Given the current low-risk and low-appetite environment, few are confident the cuts will translate into capital formation. Companies are “likely to bank the savings or simply announce higher profits,” said Nagaraj, adding that, similarly, individuals are unlikely to translate any tax savings into buying more goods.
At 22 percent, India’s corporate tax rate is now one of the lowest in Asia. Policymakers hope this will make Indian businesses more competitive and revive animal spirits. But while such reforms are welcome said analysts, they will take time to bite.

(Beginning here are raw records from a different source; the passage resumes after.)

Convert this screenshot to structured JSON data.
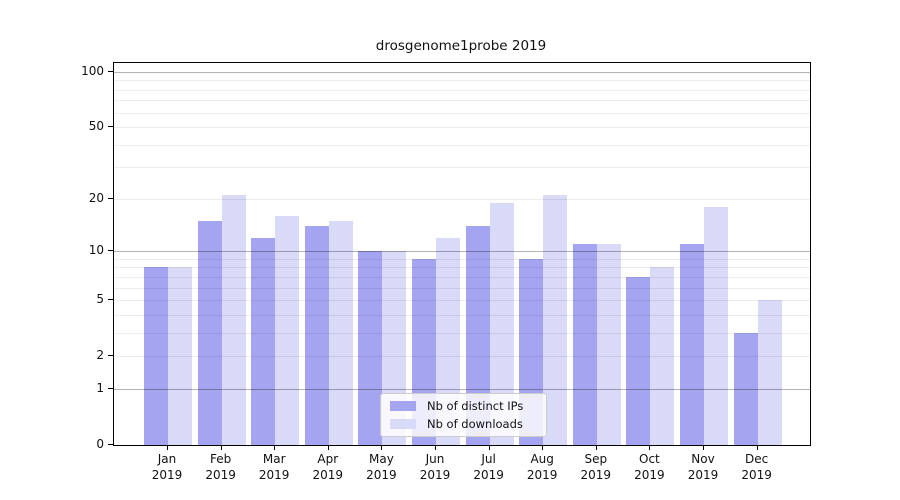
{
  "title": "drosgenome1probe 2019",
  "colors": {
    "ips_bar": "#a4a4f0",
    "downloads_bar": "#d9d9f8",
    "frame": "#000000",
    "grid_minor": "#ededed",
    "grid_major": "#b3b3b3",
    "legend_border": "#cccccc"
  },
  "legend": {
    "items": [
      {
        "label": "Nb of distinct IPs",
        "series_key": "ips"
      },
      {
        "label": "Nb of downloads",
        "series_key": "downloads"
      }
    ]
  },
  "y_axis": {
    "tick_values": [
      0,
      1,
      2,
      5,
      10,
      20,
      50,
      100
    ],
    "major_grid_values": [
      1,
      10,
      100
    ],
    "minor_grid_values": [
      2,
      3,
      4,
      5,
      6,
      7,
      8,
      9,
      20,
      30,
      40,
      50,
      60,
      70,
      80,
      90
    ]
  },
  "x_axis": {
    "months": [
      "Jan",
      "Feb",
      "Mar",
      "Apr",
      "May",
      "Jun",
      "Jul",
      "Aug",
      "Sep",
      "Oct",
      "Nov",
      "Dec"
    ],
    "year": "2019"
  },
  "chart_data": {
    "type": "bar",
    "title": "drosgenome1probe 2019",
    "categories": [
      "Jan 2019",
      "Feb 2019",
      "Mar 2019",
      "Apr 2019",
      "May 2019",
      "Jun 2019",
      "Jul 2019",
      "Aug 2019",
      "Sep 2019",
      "Oct 2019",
      "Nov 2019",
      "Dec 2019"
    ],
    "series": [
      {
        "name": "Nb of distinct IPs",
        "color": "#a4a4f0",
        "values": [
          8,
          15,
          12,
          14,
          10,
          9,
          14,
          9,
          11,
          7,
          11,
          3
        ]
      },
      {
        "name": "Nb of downloads",
        "color": "#d9d9f8",
        "values": [
          8,
          21,
          16,
          15,
          10,
          12,
          19,
          21,
          11,
          8,
          18,
          5
        ]
      }
    ],
    "xlabel": "",
    "ylabel": "",
    "yscale": "log1p",
    "ylim": [
      0,
      100
    ],
    "yticks": [
      0,
      1,
      2,
      5,
      10,
      20,
      50,
      100
    ],
    "grid": "on",
    "grid_over_bars": true,
    "legend_position": "inside-bottom-center"
  }
}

“Tax realisation is a good policy overall but it does not address the cyclical slowdown,” said Kishore, adding that the policy tool would be more impactful from a structural perspective.
New Delhi increasing tariffs on certain goods like auto-parts, chemicals and electric vehicles, has also raised fears of a return to protectionism and the effect this could have on trade channels.
Though the aim is to “protect Indian industries from the onslaught of dumping by China,” the move will end up hurting export-orientated companies in the long run, cancelling out gains said Sengupta.
Tackle the ‘low hanging fruit’
With unemployment flagging at 7.2 percent and the RBI’s consumer confidence survey showing sentiment at a six-year low, analysts said the government ultimately needs to put money back in people’s pockets to boost consumption.
“Fear of job losses among the low- and middle-income groups mean they are reluctant to spend,” said Jayshree Sengupta, senior fellow at the Observer Research Foundation’s economy and growth programme, adding that distress in the agricultural sector which employs close to half the country, is further stifling rural demand.
Many analysts, therefore, baulked at the finance ministry’s $1.3bn (94.1 billion rupees) cut to a key rural employment scheme that guaranteed at least 100 days of work in a year.
“Perhaps the government doesn’t think much of the programme or has its own political reasons,” suggested Nagaraj, “but the net effect is that an opportunity to put money in the hands of people who will spend it immediately, the rural poor, has been removed”.
While New Delhi’s hands are somewhat tied by an increasing revenue shortfall, raising expenditure on “low-hanging fruit”, such as improving infrastructure, is the need of the hour said Kishore. Investments in roads, internet connectivity and a reliable power supply would have a multiplier effect of drawing in private enterprise, as well as creating jobs.
Helping private business to spur export-led growth is where other emerging economies, like Bangladesh, are faring better. According to World Bank data, per capita income in India’s neighbour is at $1,698 – close to overtaking India’s ($2,009) after successive decades of low value-added manufacturing growth and higher than average annual growth for the region.
“Many developing economies made long-term finance available to business, which is key,” said Nagaraj, “whereas we did away with development banks in the early nineties in the name of reforms.” Analysts said this has helped other economies adapt quicker and capitalise on the recent US-China trade tensions, while India largely missed out.
Picking up the pace on structural reforms would also help attract more private investment.
Analysts have said India’s business environment is still largely “undesirable” in the face of complex labour laws and lengthy land acquisition procedures. Kishore also pointed to the way e-commerce platforms now have to navigate a controversial data protection bill, as well as the frosty reception given to Amazon head, Jeff Bezos upon his India visit last month. “We’re telling the world we want investment but we’re not sending consistent signals,” she said.
An industrial policy to boost manufacturing is also sorely lacking. Manufacturing is the typical route to industrialisation for developing economies, but so far, India has struggled to convert its mostly farming workforce into a blue-collar one. At one point, it was believed India could leapfrog manufacturing into a service-based economy “but that’s proven to be untrue,” said Nagaraj who believes this is still the optimal route to growth.
“There’s a bank of low-skilled labour in our small towns – we need to grab this opportunity with both hands.”